X_train = scaler.transform(X_train)
X_val = scaler.transform(X_val)
X_test = scaler.transform(X_test)

# 

# Modelling and Model Evaluation

### Train a linear regression model

In [10]:
from sklearn.linear_model import LinearRegression
# 
lin_reg = LinearRegression()

lin_reg.fit(X_train, y_train)
lin_reg.score(X_train,y_train)

0.6069191925875926

### Measure the R-squared, MSE and MAE of your model
Here is the documentation: https://scikit-learn.org/stable/modules/model_evaluation.html#regression-metrics

In [11]:
from sklearn.metrics import r2_score, mean_squared_error, mean_absolute_error

y_hat = lin_reg.predict(X_val)



print("R squared score =", r2_score(y_val,y_hat))

print("Mean Squared Error =", mean_squared_error(y_val,y_hat))

print("Mean Absolute Error =", mean_absolute_error(y_val,y_hat))
# 
# 
# 
# 
# 

R squared score = 0.6335358524333233
Mean Squared Error = 0.4978293787647968
Mean Absolute Error = 0.5211629400965607


### Train a LASSO model

In [12]:
from sklearn.linear_model import Lasso

lasso = Lasso(0.1)
lasso.fit(X_train,y_train)
lasso.score (X_train,y_train)
# 
# 
# 

0.5193591917487457

### Measure the R-squared, MSE and MAE of your model

In [13]:
# 
lasso_y_hat = lasso.predict(X_val)


print("R squared score =", r2_score(y_val,lasso_y_hat))

print("Mean Squared Error =", mean_squared_error(y_val,lasso_y_hat))
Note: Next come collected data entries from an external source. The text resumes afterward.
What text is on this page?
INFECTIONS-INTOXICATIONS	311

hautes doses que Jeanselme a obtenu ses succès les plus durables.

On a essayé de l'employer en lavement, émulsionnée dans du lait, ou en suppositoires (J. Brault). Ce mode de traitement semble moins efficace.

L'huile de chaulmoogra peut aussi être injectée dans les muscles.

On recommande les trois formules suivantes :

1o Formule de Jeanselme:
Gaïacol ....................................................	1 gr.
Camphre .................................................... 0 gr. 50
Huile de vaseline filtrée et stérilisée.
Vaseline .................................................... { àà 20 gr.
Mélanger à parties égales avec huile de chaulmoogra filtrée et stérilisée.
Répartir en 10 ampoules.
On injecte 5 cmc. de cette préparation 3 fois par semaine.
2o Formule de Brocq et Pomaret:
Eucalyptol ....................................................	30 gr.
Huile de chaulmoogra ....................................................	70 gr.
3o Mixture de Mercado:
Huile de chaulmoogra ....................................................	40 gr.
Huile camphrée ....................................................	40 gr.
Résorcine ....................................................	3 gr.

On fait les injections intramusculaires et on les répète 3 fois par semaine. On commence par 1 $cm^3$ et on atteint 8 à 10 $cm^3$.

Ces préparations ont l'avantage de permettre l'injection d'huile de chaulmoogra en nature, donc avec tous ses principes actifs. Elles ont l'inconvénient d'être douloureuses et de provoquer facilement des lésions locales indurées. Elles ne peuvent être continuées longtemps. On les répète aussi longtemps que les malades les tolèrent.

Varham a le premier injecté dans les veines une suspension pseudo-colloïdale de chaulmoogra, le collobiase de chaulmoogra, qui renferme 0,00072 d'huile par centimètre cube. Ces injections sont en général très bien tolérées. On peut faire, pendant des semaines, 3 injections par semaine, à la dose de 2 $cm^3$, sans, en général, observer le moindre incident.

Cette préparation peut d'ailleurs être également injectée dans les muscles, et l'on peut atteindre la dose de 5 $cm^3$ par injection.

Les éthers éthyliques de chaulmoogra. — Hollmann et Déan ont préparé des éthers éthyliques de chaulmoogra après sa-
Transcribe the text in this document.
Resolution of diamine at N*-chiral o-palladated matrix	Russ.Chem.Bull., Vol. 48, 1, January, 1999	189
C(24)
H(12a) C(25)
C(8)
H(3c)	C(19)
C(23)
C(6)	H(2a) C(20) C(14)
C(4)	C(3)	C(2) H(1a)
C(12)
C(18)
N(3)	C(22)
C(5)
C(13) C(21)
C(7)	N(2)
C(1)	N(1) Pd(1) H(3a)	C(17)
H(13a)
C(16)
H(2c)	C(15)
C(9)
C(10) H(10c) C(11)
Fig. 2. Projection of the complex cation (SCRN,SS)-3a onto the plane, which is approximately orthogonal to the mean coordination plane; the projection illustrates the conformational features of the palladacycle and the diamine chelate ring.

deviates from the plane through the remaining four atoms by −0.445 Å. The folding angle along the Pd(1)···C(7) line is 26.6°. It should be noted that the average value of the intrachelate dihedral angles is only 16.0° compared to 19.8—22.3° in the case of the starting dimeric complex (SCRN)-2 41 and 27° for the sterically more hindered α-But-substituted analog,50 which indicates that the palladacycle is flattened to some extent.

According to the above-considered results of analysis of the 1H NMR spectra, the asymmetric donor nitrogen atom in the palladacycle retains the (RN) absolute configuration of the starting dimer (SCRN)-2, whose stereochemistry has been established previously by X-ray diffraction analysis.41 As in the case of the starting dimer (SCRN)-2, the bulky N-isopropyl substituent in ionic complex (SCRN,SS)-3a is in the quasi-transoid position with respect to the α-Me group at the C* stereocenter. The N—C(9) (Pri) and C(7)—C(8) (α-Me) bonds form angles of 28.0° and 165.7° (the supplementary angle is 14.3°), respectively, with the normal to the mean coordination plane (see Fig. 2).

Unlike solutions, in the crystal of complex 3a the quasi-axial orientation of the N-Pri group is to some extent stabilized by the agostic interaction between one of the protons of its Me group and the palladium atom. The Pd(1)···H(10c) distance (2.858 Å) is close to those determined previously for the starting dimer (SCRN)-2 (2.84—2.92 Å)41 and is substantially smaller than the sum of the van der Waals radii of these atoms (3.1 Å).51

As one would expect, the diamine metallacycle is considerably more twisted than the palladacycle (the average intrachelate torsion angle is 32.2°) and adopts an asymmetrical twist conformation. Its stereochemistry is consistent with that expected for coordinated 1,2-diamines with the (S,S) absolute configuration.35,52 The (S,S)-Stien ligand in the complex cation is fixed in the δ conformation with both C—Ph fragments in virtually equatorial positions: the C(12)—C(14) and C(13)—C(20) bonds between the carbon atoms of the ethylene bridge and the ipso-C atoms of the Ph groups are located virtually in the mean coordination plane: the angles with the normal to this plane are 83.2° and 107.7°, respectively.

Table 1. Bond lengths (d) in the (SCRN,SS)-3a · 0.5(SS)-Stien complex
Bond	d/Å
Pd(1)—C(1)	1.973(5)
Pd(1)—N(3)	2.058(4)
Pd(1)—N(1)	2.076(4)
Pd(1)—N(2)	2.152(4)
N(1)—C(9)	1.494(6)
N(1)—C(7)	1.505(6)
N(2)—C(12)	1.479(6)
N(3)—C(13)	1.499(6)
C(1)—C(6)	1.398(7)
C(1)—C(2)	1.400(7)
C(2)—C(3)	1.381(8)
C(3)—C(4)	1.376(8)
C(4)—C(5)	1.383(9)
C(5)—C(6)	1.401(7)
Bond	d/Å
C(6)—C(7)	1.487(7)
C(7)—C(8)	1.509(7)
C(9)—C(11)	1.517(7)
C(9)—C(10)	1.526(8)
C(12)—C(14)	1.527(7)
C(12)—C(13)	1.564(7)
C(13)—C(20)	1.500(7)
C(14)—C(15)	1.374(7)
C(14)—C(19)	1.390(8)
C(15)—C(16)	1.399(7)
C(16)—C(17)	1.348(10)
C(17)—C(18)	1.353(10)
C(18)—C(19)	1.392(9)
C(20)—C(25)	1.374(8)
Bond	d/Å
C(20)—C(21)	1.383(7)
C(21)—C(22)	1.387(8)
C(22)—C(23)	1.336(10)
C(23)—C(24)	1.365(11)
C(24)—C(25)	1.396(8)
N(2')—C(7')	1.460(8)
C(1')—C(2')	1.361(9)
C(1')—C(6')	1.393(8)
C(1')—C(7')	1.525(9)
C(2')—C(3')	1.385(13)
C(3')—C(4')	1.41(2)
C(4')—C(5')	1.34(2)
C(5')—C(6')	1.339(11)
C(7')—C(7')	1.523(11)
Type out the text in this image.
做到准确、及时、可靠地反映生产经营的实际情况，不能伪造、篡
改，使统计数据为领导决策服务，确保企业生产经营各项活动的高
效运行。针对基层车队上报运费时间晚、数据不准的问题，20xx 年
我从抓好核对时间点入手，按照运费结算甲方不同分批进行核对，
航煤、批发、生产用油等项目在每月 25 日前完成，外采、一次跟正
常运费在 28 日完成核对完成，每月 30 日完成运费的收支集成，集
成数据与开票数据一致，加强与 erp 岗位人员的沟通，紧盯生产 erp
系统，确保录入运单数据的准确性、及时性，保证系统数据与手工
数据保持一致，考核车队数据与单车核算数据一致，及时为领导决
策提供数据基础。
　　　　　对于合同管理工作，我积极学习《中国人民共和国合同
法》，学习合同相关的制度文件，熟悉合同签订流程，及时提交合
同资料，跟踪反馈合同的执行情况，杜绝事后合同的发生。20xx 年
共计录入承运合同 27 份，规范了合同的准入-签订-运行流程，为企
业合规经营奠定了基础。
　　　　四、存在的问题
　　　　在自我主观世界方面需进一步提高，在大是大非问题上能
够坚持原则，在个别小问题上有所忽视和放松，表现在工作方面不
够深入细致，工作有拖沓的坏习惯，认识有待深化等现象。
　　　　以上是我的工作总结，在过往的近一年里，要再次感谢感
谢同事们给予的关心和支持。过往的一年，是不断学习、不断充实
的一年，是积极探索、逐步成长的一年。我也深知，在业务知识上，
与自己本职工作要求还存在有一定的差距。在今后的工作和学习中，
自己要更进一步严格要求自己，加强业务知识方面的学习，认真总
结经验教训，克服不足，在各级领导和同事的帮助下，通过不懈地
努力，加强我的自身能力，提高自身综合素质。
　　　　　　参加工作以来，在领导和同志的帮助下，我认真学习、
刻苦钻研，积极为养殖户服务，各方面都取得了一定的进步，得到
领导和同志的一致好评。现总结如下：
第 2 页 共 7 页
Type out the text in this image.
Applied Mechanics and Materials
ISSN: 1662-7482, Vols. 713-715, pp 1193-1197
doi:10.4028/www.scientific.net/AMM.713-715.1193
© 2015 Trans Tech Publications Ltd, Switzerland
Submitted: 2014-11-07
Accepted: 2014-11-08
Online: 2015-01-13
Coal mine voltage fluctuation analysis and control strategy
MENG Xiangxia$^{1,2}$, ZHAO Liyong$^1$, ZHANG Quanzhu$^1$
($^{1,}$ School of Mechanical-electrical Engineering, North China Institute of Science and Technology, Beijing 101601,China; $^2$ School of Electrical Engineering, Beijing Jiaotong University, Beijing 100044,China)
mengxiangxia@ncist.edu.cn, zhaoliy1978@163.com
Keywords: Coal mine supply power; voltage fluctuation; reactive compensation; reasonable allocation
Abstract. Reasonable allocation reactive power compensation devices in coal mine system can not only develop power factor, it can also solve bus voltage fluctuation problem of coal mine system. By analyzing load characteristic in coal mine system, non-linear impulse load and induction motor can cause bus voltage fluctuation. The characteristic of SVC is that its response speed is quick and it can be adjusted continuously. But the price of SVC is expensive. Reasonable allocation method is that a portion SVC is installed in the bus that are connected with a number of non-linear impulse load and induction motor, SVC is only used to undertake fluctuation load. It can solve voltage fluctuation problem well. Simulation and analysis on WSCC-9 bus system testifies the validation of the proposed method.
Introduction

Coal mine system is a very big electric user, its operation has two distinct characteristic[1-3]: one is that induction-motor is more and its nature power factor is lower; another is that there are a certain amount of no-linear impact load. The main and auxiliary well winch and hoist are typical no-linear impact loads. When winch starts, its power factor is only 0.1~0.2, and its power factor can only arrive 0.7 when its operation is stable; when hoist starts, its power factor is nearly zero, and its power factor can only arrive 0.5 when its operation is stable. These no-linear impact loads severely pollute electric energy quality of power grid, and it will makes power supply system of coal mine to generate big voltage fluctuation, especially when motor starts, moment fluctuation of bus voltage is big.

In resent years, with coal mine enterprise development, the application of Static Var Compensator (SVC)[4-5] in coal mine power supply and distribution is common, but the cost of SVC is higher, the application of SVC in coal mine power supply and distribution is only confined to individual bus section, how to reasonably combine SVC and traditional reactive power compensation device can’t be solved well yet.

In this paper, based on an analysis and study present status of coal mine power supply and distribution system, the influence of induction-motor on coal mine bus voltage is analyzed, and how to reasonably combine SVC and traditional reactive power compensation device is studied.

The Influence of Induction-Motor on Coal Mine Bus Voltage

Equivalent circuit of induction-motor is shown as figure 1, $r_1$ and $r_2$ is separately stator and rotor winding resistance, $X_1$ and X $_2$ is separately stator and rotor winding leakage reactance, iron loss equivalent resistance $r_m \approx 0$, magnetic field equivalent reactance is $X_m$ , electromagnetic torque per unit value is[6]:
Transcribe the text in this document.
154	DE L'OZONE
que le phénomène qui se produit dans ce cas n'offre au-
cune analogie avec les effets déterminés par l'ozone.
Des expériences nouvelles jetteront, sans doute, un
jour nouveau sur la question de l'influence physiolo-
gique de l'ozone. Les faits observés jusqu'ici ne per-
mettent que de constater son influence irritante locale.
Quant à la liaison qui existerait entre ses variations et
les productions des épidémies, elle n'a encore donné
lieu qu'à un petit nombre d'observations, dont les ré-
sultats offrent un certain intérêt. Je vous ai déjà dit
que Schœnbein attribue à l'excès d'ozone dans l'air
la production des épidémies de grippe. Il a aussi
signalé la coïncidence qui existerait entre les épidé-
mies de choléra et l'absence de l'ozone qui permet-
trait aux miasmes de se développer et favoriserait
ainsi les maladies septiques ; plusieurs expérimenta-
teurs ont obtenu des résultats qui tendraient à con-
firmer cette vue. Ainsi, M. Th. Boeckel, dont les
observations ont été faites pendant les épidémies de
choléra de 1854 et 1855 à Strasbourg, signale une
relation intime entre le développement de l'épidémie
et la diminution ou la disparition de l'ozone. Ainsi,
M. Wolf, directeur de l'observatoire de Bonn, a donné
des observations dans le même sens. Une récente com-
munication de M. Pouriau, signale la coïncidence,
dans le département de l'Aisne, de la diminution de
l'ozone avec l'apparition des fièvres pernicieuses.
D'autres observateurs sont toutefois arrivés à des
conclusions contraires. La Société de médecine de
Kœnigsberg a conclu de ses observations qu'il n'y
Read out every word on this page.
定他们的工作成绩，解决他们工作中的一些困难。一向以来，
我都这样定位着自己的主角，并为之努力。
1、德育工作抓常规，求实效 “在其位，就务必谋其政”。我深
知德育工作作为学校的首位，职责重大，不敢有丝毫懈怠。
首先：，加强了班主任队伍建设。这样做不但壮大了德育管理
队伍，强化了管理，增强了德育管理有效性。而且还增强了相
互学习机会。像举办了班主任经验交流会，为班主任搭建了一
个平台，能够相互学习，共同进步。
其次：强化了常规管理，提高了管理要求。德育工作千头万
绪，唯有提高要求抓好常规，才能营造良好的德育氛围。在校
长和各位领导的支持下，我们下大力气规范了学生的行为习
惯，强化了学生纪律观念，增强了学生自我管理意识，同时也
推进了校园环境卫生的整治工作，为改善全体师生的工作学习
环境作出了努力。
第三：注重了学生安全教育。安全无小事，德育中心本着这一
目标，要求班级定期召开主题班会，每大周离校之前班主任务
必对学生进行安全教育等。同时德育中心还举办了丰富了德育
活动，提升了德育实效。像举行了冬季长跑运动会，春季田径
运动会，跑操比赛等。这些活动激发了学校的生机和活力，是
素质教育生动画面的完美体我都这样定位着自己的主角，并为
print("Mean Absolute Error =", mean_absolute_error(y_val,lasso_y_hat))
# 
# 
# 
# 
# 

R squared score = 0.5193591917487457
Mean Squared Error = 0.6529345819216771
Mean Absolute Error = 0.6107760766392206


# Interprete your winning model

### What can you tell your business partner by looking at the coefficients?

In [14]:
# 

print("Intercept =", lin_reg.intercept_)
coef_list = list(lin_reg.coef_)
coef_names = list(X.columns)
coefs = list(zip(coef_list,coef_names))
coefs
# 
# 

Intercept = 2.0785260224089677


[(0.8537382309501829, 'MedInc'),
 (0.12314016437064798, 'HouseAge'),
 (-0.2786629912078322, 'AveRooms'),
 (0.3100873204811737, 'AveBedrms'),
 (-0.0024643688494347064, 'Population'),
 (-0.04206023286147729, 'AveOccup'),
 (-0.8770630198227276, 'Latitude'),
 (-0.8554802475268458, 'Longitude')]

In [None]:
Linear regression model has a better R2 than the Lasso model.